"It was really unbearable. It was terrible," said Alvarez.
Nothing he tried relieved the pain. Then chiropractor Alan Shaff treated him with his device, called the Fenzian. It uses electric impulses to "talk" to the central nervous system.
"This is sort of like a reset button on a computer," said Shaff.
The device emits electric currents that replicate healthy nerve impulses. As it's rolled over the back, the device "sticks" on areas of low electrical resistance.
"It restores the electrical impulse and the connection of the nervous system throughout the body,"said Shaff.
That puts the body on the path to healing.
"Faster recovery, reduction in muscle spasm, reducing in swelling and inflammation, I would say 50 percent faster than I ever saw before," said Shaff.
The device works better on injuries than chronic pain, and it won't repair tissue damage. It's used for herniated disks, pinched nerves, stenosis, sprains and strains.
Bud now goes about his daily routine remembering what it used to feel like.
"I had to lean forward the whole time I was driving, and this is the way I would drive the whole time just so my back wasn't touching anything," said Alvarez.
Skeptical at first, it only took a few treatments with the device to change his mind.
"I haven't had pain there at all since. It's never come back," said Alvarez.
And he hopes it never does.
The Fenzian device is FDA approved. And in many cases, insurance covers the cost of the 20-minute treatments. Without insurance, one treatment usually costs between $50 and $75, and most people get relief after three to six visits.
Web Extra Information:
Four out of five people in the United States will experience lower back pain at least once during their lives. It's one of the most common reasons people go to the doctor or miss work. The back is an intricate structure composed of bones, muscles, ligaments, tendons and disks, which are the cartilage-like pads that act as cushions between the segments of your spine. Back pain can arise from problems with any of these component parts. In some people, no specific cause of their back pain can be found.
Many cases of back pain will relieve themselves with a few days of rest and some over-the-counter pain medication; however, some cases require stronger intervention. A doctor may prescribe nonsteroidal anti-inflammatory drugs or, in some cases, a muscle relaxant to relieve mild to moderate back pain. Narcotics, such as codeine or hydrocodone, may also be used for a short period of time with close supervision by a doctor.

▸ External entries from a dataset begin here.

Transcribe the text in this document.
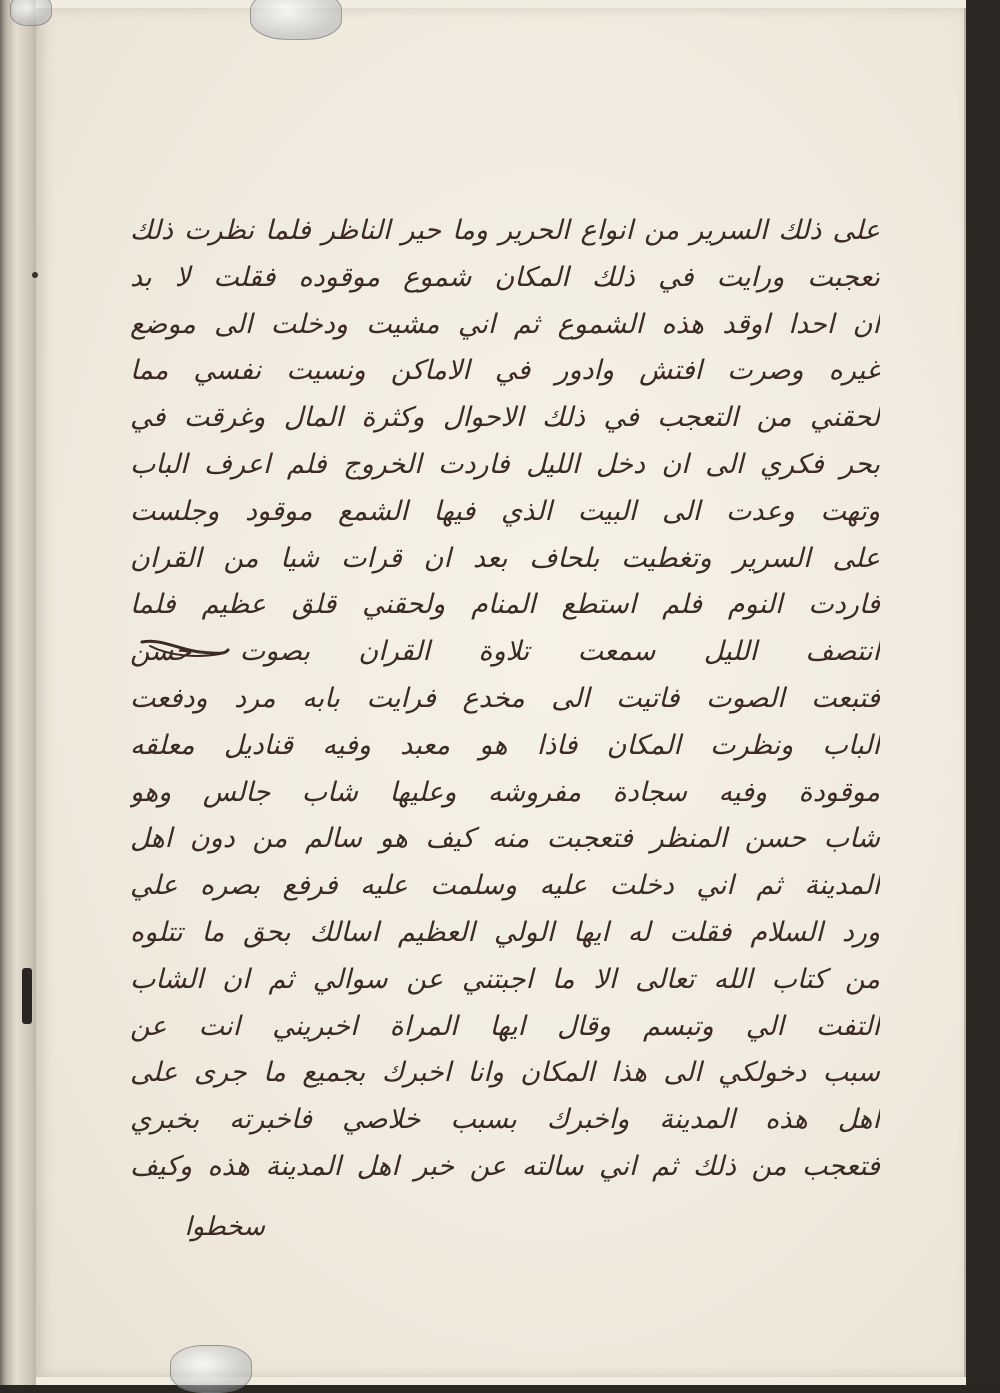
على ذلك السرير من انواع الحرير وما حير الناظر فلما نظرت ذلك
تعجبت ورايت في ذلك المكان شموع موقوده فقلت لا بد
ان احدا اوقد هذه الشموع ثم اني مشيت ودخلت الى موضع
غيره وصرت افتش وادور في الاماكن ونسيت نفسي مما
لحقني من التعجب في ذلك الاحوال وكثرة المال وغرقت في
بحر فكري الى ان دخل الليل فاردت الخروج فلم اعرف الباب
وتهت وعدت الى البيت الذي فيها الشمع موقود وجلست
على السرير وتغطيت بلحاف بعد ان قرات شيا من القران
فاردت النوم فلم استطع المنام ولحقني قلق عظيم فلما
انتصف الليل سمعت تلاوة القران بصوت حسن
فتبعت الصوت فاتيت الى مخدع فرايت بابه مرد ودفعت
الباب ونظرت المكان فاذا هو معبد وفيه قناديل معلقه
موقودة وفيه سجادة مفروشه وعليها شاب جالس وهو
شاب حسن المنظر فتعجبت منه كيف هو سالم من دون اهل
المدينة ثم اني دخلت عليه وسلمت عليه فرفع بصره علي
ورد السلام فقلت له ايها الولي العظيم اسالك بحق ما تتلوه
من كتاب الله تعالى الا ما اجبتني عن سوالي ثم ان الشاب
التفت الي وتبسم وقال ايها المراة اخبريني انت عن
سبب دخولكي الى هذا المكان وانا اخبرك بجميع ما جرى على
اهل هذه المدينة واخبرك بسبب خلاصي فاخبرته بخبري
فتعجب من ذلك ثم اني سالته عن خبر اهل المدينة هذه وكيف
سخطوا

Physical therapy is another traditional treatment often used for those suffering from chronic back pain. A physical therapist can utilize specific exercises and techniques to increase strength and flexibility. Injections like cortisone or Botox are also used to relieve back pain. When all other treatment options fail, surgery is often used as a last resort to correct problems that cause back pain.
The Fenzian Treatment System is a non-pharmaceutical and noninvasive way to treat chronic pain that's caused by a wide range of medical conditions. The Fenzian was first introduced in 2,000 by a surgeon in the United Kingdom. The device, which is operated by a trained practitioner, is placed on the skin of a patient and delivers electrical impulses. Utilizing changes in skin impedance derived from biofeedback and displayed on the device's digital readout, the practitioner guides the device to most effectively stimulate the patient's network of nerves.
The Fenzian Treatment System can provide relief and management for many different types of chronic back pain. It is also used as an adjunctive treatment for post-surgical and post-traumatic acute pain. The Fenzian Treatment System can be used to relieve pain originating from a variety of conditions including the following:
- Back, neck and shoulder
- Plantar fasciitis
- Muscle injury
- Golf / tennis elbow
- Temporo-mandibular joint (TMJ)
- Reflex sympathetic dystrophy (RSD)
The Fenzian Treatment System successfully passed a pilot study and is now being investigated in a multicenter clinical trial.